Updated on 2024-08-10 GMT+08:00

Spark SQL Sample Projects (Scala)

Function

Collect statistics on female netizens who dwell on online shopping for more than two hours during weekends.

Sample Code

The following code snippets are used as an example. For complete codes, see the com.huawei.bigdata.spark.examples.FemaleInfoCollection class.

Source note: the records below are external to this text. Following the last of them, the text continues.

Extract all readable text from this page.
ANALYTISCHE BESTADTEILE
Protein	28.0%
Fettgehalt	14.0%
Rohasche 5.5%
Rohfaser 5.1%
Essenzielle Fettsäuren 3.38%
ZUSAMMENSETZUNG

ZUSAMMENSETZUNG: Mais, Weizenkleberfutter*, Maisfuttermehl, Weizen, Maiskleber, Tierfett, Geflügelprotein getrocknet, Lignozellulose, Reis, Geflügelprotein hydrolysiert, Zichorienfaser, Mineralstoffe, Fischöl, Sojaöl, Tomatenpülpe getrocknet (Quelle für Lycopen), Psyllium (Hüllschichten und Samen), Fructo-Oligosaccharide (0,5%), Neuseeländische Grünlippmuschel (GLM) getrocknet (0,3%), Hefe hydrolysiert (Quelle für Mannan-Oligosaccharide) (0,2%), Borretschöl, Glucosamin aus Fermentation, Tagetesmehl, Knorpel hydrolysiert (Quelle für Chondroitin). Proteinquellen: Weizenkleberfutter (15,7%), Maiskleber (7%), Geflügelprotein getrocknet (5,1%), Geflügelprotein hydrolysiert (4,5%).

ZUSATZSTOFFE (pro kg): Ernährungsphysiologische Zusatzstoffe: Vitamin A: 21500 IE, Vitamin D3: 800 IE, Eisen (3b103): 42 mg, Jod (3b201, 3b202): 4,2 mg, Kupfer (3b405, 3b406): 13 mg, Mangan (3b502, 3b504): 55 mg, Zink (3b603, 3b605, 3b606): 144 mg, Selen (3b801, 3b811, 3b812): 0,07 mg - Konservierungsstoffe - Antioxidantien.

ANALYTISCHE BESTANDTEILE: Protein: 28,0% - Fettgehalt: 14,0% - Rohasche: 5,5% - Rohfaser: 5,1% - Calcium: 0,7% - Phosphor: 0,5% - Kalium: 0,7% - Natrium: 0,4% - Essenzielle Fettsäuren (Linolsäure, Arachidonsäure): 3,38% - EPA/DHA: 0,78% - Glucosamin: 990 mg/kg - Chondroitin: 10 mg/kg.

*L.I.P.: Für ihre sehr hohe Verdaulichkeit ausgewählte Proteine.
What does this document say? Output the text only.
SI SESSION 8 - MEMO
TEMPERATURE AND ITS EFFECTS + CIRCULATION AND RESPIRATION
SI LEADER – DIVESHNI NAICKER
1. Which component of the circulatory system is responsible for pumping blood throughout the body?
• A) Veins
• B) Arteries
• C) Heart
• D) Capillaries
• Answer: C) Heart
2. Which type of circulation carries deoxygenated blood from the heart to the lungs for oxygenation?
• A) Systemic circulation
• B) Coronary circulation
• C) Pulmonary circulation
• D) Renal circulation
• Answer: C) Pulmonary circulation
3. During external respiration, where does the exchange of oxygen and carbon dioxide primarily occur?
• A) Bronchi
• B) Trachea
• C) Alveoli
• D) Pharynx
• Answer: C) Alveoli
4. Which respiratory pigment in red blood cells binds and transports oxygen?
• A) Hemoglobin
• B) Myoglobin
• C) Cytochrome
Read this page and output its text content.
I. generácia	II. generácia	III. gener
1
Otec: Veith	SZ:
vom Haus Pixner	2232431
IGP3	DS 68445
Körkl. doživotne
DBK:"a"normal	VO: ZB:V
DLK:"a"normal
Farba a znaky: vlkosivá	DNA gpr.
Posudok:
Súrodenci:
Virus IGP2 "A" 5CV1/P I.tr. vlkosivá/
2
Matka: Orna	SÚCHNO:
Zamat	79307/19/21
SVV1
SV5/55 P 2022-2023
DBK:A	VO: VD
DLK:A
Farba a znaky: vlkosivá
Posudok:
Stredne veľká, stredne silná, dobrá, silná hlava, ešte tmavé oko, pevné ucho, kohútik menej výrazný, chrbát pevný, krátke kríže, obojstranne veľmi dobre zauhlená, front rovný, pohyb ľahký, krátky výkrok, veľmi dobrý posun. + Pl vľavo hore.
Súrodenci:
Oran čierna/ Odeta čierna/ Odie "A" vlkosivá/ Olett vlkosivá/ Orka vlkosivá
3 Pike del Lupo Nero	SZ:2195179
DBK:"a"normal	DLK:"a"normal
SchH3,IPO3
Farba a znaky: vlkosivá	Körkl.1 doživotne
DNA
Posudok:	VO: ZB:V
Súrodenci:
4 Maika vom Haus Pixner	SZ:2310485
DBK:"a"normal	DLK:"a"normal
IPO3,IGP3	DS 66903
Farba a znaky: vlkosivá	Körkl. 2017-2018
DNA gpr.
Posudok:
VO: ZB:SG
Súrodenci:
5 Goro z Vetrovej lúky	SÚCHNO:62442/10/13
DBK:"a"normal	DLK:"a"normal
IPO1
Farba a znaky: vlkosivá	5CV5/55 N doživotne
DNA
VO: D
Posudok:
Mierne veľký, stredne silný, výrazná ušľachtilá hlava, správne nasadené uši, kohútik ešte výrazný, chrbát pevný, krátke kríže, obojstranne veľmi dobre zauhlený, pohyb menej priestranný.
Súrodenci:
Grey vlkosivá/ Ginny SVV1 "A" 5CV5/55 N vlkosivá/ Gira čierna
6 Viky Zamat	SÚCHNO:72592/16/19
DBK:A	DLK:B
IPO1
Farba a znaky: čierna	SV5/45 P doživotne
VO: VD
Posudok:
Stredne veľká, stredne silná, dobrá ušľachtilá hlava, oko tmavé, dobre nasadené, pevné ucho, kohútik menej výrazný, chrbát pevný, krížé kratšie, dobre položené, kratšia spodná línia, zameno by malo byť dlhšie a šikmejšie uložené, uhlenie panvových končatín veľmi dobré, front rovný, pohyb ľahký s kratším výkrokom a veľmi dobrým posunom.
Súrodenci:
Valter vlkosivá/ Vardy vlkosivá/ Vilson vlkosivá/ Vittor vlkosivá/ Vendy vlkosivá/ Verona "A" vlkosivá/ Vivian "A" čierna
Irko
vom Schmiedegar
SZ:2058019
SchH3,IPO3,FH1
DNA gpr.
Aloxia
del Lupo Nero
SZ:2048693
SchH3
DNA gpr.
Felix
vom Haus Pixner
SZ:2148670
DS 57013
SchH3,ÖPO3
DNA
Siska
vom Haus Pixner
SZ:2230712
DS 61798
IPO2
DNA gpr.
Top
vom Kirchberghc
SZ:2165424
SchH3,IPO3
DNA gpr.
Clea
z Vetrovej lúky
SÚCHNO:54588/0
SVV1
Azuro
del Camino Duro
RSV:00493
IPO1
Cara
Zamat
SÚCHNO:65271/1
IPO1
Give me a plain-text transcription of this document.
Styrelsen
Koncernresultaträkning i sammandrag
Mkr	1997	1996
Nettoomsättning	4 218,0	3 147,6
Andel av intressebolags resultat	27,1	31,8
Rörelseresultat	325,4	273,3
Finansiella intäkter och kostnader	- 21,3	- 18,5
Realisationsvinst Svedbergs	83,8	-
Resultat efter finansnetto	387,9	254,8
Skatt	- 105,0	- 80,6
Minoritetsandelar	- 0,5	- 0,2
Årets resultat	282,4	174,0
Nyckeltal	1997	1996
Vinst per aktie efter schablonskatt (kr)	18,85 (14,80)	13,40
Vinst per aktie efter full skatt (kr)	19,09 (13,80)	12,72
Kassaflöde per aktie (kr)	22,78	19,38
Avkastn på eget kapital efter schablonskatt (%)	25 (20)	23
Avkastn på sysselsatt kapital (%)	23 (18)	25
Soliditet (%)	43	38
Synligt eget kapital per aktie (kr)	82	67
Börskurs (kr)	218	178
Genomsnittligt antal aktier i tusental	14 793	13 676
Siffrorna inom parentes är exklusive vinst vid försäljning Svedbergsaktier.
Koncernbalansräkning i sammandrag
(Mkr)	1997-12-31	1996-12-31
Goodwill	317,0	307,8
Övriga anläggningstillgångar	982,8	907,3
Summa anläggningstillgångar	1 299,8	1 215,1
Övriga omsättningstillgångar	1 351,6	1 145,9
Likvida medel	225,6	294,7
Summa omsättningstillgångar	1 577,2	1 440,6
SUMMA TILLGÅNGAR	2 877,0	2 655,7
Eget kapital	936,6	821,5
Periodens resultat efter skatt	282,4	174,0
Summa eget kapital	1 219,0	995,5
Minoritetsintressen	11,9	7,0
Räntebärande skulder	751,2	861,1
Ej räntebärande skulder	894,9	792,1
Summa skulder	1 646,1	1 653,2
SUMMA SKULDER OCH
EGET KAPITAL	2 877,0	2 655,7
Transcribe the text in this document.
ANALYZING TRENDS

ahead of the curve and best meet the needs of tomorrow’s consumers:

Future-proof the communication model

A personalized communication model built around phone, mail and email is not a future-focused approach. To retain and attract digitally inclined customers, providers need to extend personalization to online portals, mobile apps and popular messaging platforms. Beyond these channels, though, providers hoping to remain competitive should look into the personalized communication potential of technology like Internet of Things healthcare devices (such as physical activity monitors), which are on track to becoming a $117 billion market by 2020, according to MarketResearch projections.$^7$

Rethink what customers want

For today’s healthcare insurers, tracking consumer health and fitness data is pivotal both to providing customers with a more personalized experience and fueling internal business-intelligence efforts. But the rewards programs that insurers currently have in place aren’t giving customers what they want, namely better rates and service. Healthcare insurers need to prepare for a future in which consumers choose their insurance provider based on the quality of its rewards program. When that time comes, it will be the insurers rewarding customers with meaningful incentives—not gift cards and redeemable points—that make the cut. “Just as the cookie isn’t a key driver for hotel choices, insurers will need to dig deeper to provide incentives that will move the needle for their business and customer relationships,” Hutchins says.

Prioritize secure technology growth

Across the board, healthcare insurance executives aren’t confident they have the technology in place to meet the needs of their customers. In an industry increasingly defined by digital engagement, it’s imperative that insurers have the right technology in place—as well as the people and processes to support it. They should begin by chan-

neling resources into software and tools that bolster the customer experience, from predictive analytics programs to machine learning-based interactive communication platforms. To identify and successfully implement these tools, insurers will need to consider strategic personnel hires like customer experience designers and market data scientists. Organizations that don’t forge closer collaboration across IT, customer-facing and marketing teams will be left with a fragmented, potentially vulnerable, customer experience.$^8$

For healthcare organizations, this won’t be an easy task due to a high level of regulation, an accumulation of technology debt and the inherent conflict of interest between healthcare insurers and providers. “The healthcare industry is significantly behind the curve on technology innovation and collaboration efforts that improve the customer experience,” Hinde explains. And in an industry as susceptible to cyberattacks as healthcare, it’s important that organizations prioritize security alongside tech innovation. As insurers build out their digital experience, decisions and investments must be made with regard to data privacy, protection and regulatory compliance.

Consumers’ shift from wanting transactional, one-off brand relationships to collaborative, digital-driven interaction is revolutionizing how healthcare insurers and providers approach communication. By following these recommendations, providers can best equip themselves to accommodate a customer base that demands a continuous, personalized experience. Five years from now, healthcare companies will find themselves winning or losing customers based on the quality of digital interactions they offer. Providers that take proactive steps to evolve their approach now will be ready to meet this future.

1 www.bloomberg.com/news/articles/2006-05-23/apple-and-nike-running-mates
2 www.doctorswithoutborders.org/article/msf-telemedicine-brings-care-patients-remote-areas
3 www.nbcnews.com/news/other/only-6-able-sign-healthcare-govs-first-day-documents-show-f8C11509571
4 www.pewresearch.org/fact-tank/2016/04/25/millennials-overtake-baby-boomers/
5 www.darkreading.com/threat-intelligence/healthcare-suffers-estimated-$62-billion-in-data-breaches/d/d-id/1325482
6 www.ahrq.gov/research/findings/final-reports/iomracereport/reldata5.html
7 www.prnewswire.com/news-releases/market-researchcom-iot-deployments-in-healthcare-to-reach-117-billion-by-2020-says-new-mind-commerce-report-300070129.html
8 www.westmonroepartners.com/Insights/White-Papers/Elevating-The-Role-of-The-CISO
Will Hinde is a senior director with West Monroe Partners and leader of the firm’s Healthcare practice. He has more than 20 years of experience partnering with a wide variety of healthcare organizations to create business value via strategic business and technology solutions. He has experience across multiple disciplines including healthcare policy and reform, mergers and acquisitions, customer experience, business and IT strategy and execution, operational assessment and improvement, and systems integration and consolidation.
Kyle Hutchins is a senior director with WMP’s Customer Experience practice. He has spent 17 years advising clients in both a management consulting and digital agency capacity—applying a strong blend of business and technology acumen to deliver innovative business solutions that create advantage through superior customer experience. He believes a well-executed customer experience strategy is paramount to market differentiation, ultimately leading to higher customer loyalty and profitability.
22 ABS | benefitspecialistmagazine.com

object FemaleInfoCollection
 {
  //Table structure, used for mapping the text data to df.
  case class FemaleInfo(name: String, gender: String, stayTime: Int)
  def main(args: Array[String]) {
    //Configure the Spark application name.
    val spark = SparkSession
      .builder()
      .appName("FemaleInfo")
      .config("spark.some.config.option", "some-value")
      .getOrCreate()
    import spark.implicits._
    //Convert RDD to DataFrame through the implicit conversion, then register a table.
    spark.sparkContext.textFile(args(0)).map(_.split(","))
      .map(p => FemaleInfo(p(0), p(1), p(2).trim.toInt))
      .toDF.registerTempTable("FemaleInfoTable")
    //Use SQL statements to filter the data information of the time that female netizens spend online, and aggregate data of the same name.
    val femaleTimeInfo = spark.sql("select name,sum(stayTime) as stayTime from FemaleInfoTable where 
gender = 'female' group by name")
    //Filter the information of female netizens who spend more than 2 hours online and output the result.
    val c = femaleTimeInfo.filter("stayTime >= 120").collect().foreach(println)
    spark.stop()
  }
}

For details about other Spark SQL features, visit http://spark.apache.org/docs/3.1.1/sql-programming-guide.html#running-sql-queries-programmatically.